Origins of variation in muscle cytochrome c oxidase activity within and between fish species

Mitochondrial content, central to aerobic metabolism, is thought to be controlled by a few transcriptional master regulators, including nuclear respiratory factor 1 (NRF-1), NRF-2 and peroxisome proliferator-activated receptor-gamma coactivator-1 alpha (PGC-1 alpha). Though well studied in mammals, the mechanisms by which these factors control mitochondrial content have been less studied in lower vertebrates. We evaluated the role of these transcriptional regulators in seasonal changes in white muscle cytochrome c oxidase (COX) activity in eight local fish species representing five families: Centrarchidae, Umbridae, Esocidae, Gasterosteidae and Cyprinidae. Amongst centrarchids, COX activity was significantly higher in winter for pumpkinseed (2-fold) and black crappie (1.3-fold) but not bluegill or largemouth bass.
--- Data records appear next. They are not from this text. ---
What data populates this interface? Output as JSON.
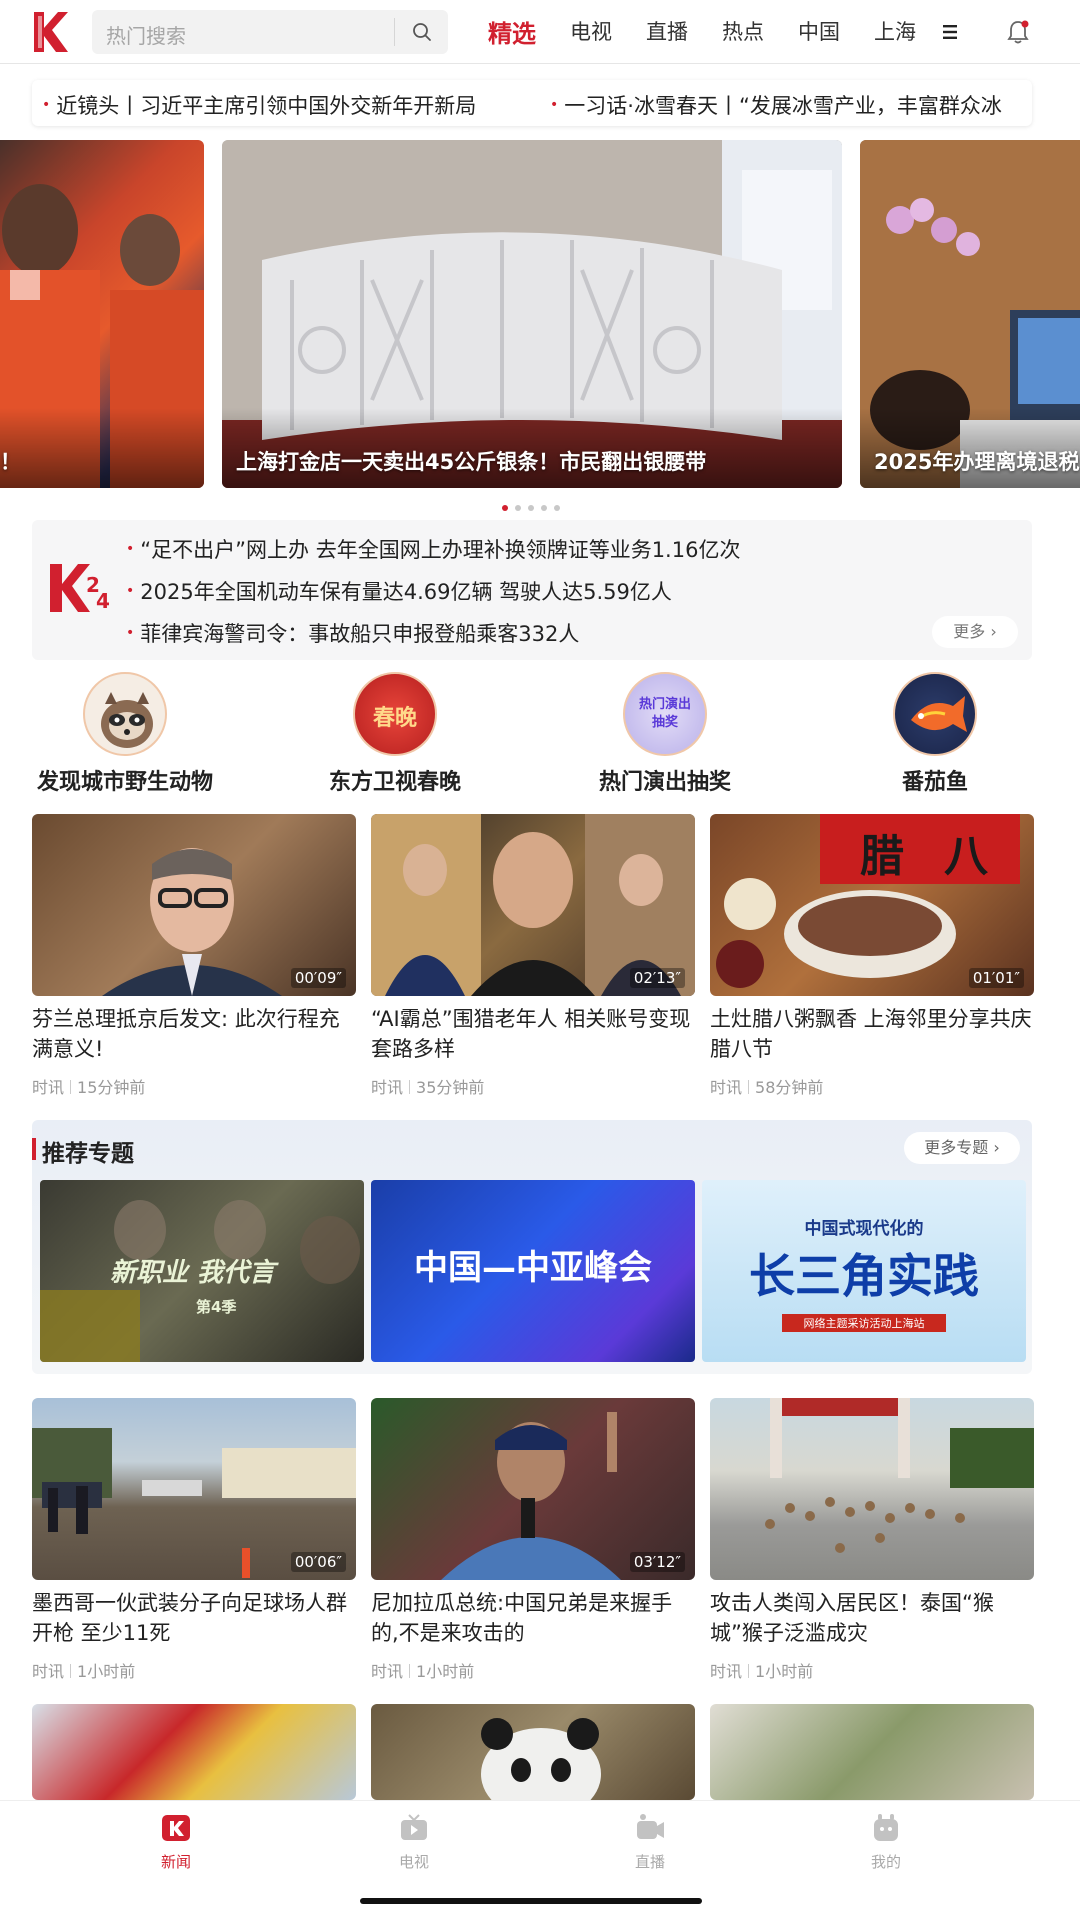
{
  "header": {
    "search_placeholder": "热门搜索",
    "tabs": [
      {
        "label": "精选",
        "active": true
      },
      {
        "label": "电视"
      },
      {
        "label": "直播"
      },
      {
        "label": "热点"
      },
      {
        "label": "中国"
      },
      {
        "label": "上海"
      }
    ]
  },
  "ticker": [
    "近镜头丨习近平主席引领中国外交新年开新局",
    "一习话·冰雪春天丨“发展冰雪产业，丰富群众冰"
  ],
  "carousel": {
    "slides": [
      {
        "caption": "！"
      },
      {
        "caption": "上海打金店一天卖出45公斤银条！市民翻出银腰带"
      },
      {
        "caption": "2025年办理离境退税"
      }
    ],
    "dot_count": 5,
    "active_index": 0
  },
  "newsbox": {
    "items": [
      "“足不出户”网上办 去年全国网上办理补换领牌证等业务1.16亿次",
      "2025年全国机动车保有量达4.69亿辆 驾驶人达5.59亿人",
      "菲律宾海警司令：事故船只申报登船乘客332人"
    ],
    "more_label": "更多 ›"
  },
  "topics": [
    {
      "label": "发现城市野生动物"
    },
    {
      "label": "东方卫视春晚",
      "badge": "春晚"
    },
    {
      "label": "热门演出抽奖",
      "badge": "热门演出抽奖"
    },
    {
      "label": "番茄鱼"
    }
  ],
  "videos_row1": [
    {
      "title": "芬兰总理抵京后发文: 此次行程充满意义!",
      "duration": "00′09″",
      "source": "时讯",
      "time": "15分钟前"
    },
    {
      "title": "“AI霸总”围猎老年人 相关账号变现套路多样",
      "duration": "02′13″",
      "source": "时讯",
      "time": "35分钟前"
    },
    {
      "title": "土灶腊八粥飘香 上海邻里分享共庆腊八节",
      "duration": "01′01″",
      "source": "时讯",
      "time": "58分钟前",
      "badge": "腊八"
    }
  ],
  "recommend": {
    "title": "推荐专题",
    "more_label": "更多专题 ›",
    "banners": [
      {
        "text": "新职业 我代言",
        "sub": "第4季"
      },
      {
        "text": "中国—中亚峰会"
      },
      {
        "text": "长三角实践",
        "top": "中国式现代化的",
        "sub": "网络主题采访活动上海站"
      }
    ]
  },
  "videos_row2": [
    {
      "title": "墨西哥一伙武装分子向足球场人群开枪 至少11死",
      "duration": "00′06″",
      "source": "时讯",
      "time": "1小时前"
    },
    {
      "title": "尼加拉瓜总统:中国兄弟是来握手的,不是来攻击的",
      "duration": "03′12″",
      "source": "时讯",
      "time": "1小时前"
    },
    {
      "title": "攻击人类闯入居民区！泰国“猴城”猴子泛滥成灾",
      "duration": "",
      "source": "时讯",
      "time": "1小时前"
    }
  ],
  "bottom_nav": [
    {
      "label": "新闻",
      "active": true
    },
    {
      "label": "电视"
    },
    {
      "label": "直播"
    },
    {
      "label": "我的"
    }
  ],
  "colors": {
    "accent": "#d1202f"
  }
}
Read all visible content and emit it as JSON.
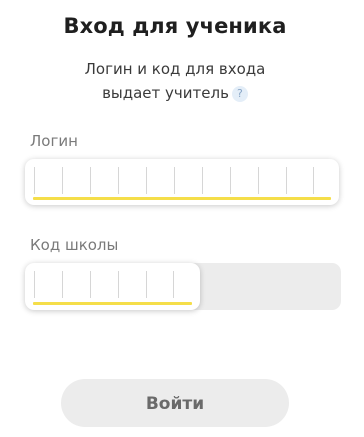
{
  "title": "Вход для ученика",
  "subtitle_line1": "Логин и код для входа",
  "subtitle_line2": "выдает учитель",
  "help_icon": "?",
  "login": {
    "label": "Логин",
    "value": "",
    "cell_count": 10
  },
  "school_code": {
    "label": "Код школы",
    "value": "",
    "cell_count": 5
  },
  "submit_label": "Войти",
  "colors": {
    "accent_underline": "#f5de49",
    "button_bg": "#ececec",
    "help_icon_bg": "#e4eef8"
  }
}
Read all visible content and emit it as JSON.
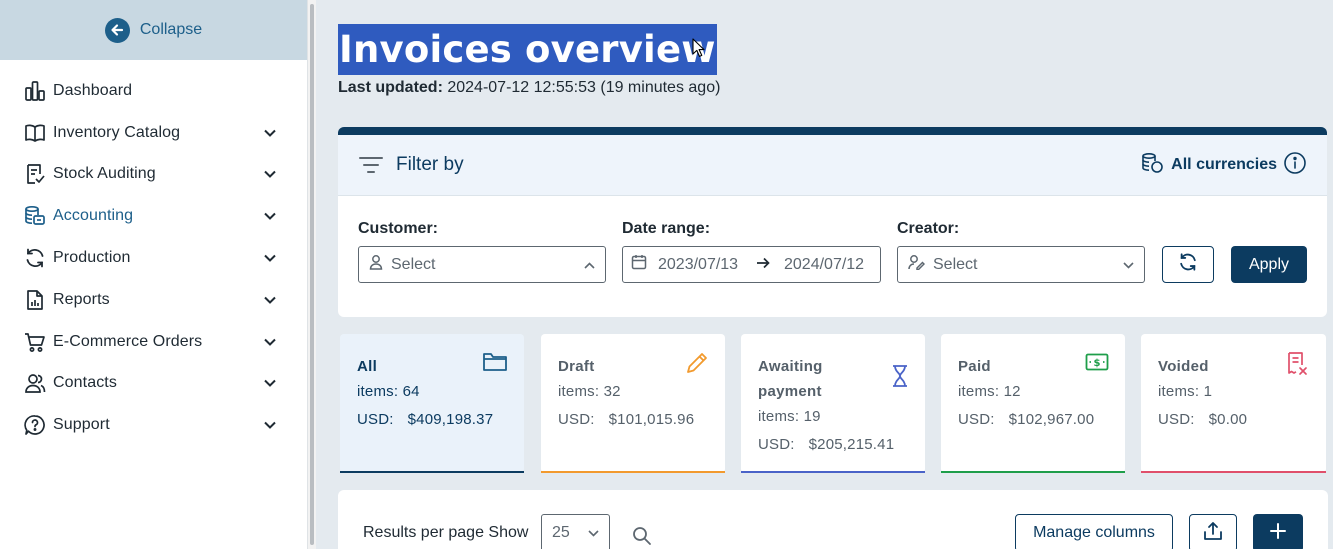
{
  "sidebar": {
    "collapse_label": "Collapse",
    "items": [
      {
        "label": "Dashboard",
        "icon": "dashboard-icon",
        "has_children": false
      },
      {
        "label": "Inventory Catalog",
        "icon": "book-icon",
        "has_children": true
      },
      {
        "label": "Stock Auditing",
        "icon": "checklist-icon",
        "has_children": true
      },
      {
        "label": "Accounting",
        "icon": "coins-icon",
        "has_children": true,
        "active": true
      },
      {
        "label": "Production",
        "icon": "refresh-icon",
        "has_children": true
      },
      {
        "label": "Reports",
        "icon": "report-icon",
        "has_children": true
      },
      {
        "label": "E-Commerce Orders",
        "icon": "cart-icon",
        "has_children": true
      },
      {
        "label": "Contacts",
        "icon": "users-icon",
        "has_children": true
      },
      {
        "label": "Support",
        "icon": "help-icon",
        "has_children": true
      }
    ]
  },
  "header": {
    "title": "Invoices overview",
    "updated_label": "Last updated:",
    "updated_value": "2024-07-12 12:55:53 (19 minutes ago)"
  },
  "filter": {
    "title": "Filter by",
    "currency_label": "All currencies",
    "customer_label": "Customer:",
    "customer_placeholder": "Select",
    "date_label": "Date range:",
    "date_from": "2023/07/13",
    "date_to": "2024/07/12",
    "creator_label": "Creator:",
    "creator_placeholder": "Select",
    "apply_label": "Apply"
  },
  "cards": [
    {
      "name": "All",
      "items": "items: 64",
      "currency": "USD:",
      "amount": "$409,198.37",
      "color": "#0c3b60",
      "icon": "folder-icon"
    },
    {
      "name": "Draft",
      "items": "items: 32",
      "currency": "USD:",
      "amount": "$101,015.96",
      "color": "#f29a2e",
      "icon": "pencil-icon"
    },
    {
      "name": "Awaiting payment",
      "items": "items: 19",
      "currency": "USD:",
      "amount": "$205,215.41",
      "color": "#4a63c8",
      "icon": "hourglass-icon"
    },
    {
      "name": "Paid",
      "items": "items: 12",
      "currency": "USD:",
      "amount": "$102,967.00",
      "color": "#1e9e4a",
      "icon": "cash-icon"
    },
    {
      "name": "Voided",
      "items": "items: 1",
      "currency": "USD:",
      "amount": "$0.00",
      "color": "#e0506b",
      "icon": "void-receipt-icon"
    }
  ],
  "results": {
    "per_page_label": "Results per page Show",
    "per_page_value": "25",
    "manage_columns_label": "Manage columns"
  },
  "colors": {
    "primary": "#0c3b60",
    "accent": "#1d5f8a",
    "title_highlight": "#2f5bbf"
  }
}
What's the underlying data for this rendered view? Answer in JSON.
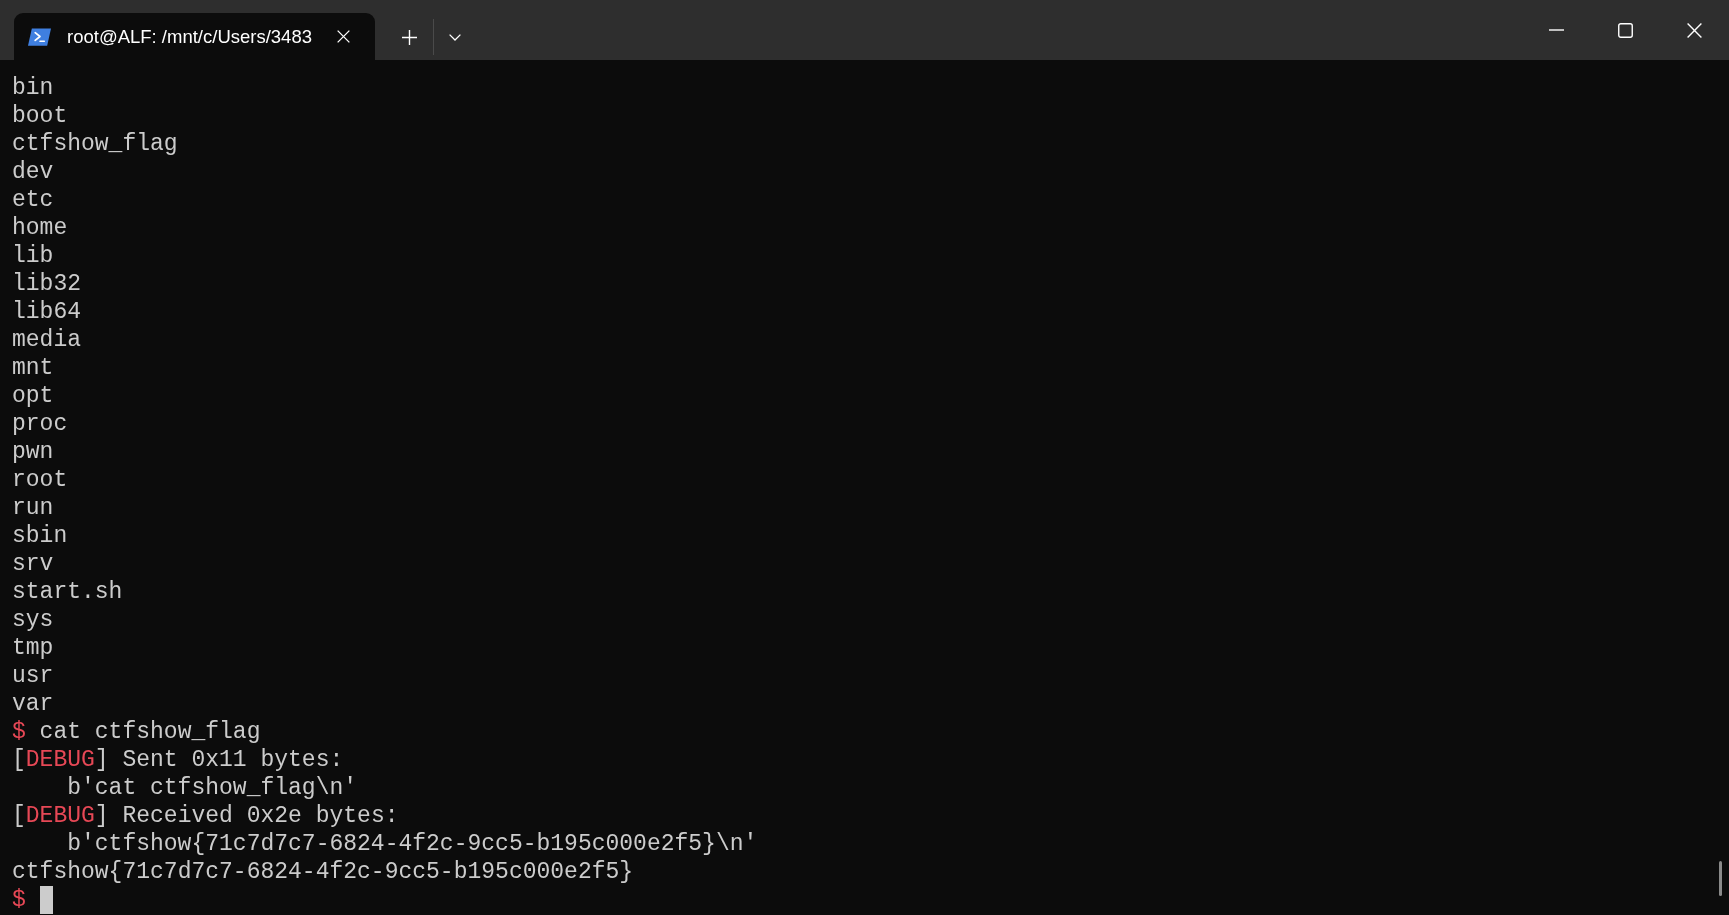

In esociforms, winter COX activity was significantly higher in central mudmin now (3.5-fold) but not northern pike. COX activity was significantly higher in winter-acclimatized brook stickleback (2-fold) and northern redbelly dace (3-fold). Though mudminnow COX activity increased in winter, lab acclimation to winter temperatures did not alter COX activity, suggesting a role for non-thermal cues. When mRNA was measured for putative master regulators of mitochondria, there was little evidence for a uniform relationship between COX activity and any of NRF-1, NRF-2 alpha or PGC-1 alpha mRNA levels Collectively, these studies argue against a simple temperature-dependent mitochondrial response ubiquitous in fish, and suggest that pathways which control mitochondrial content in fish may differ in important ways from those of the better studied mammals.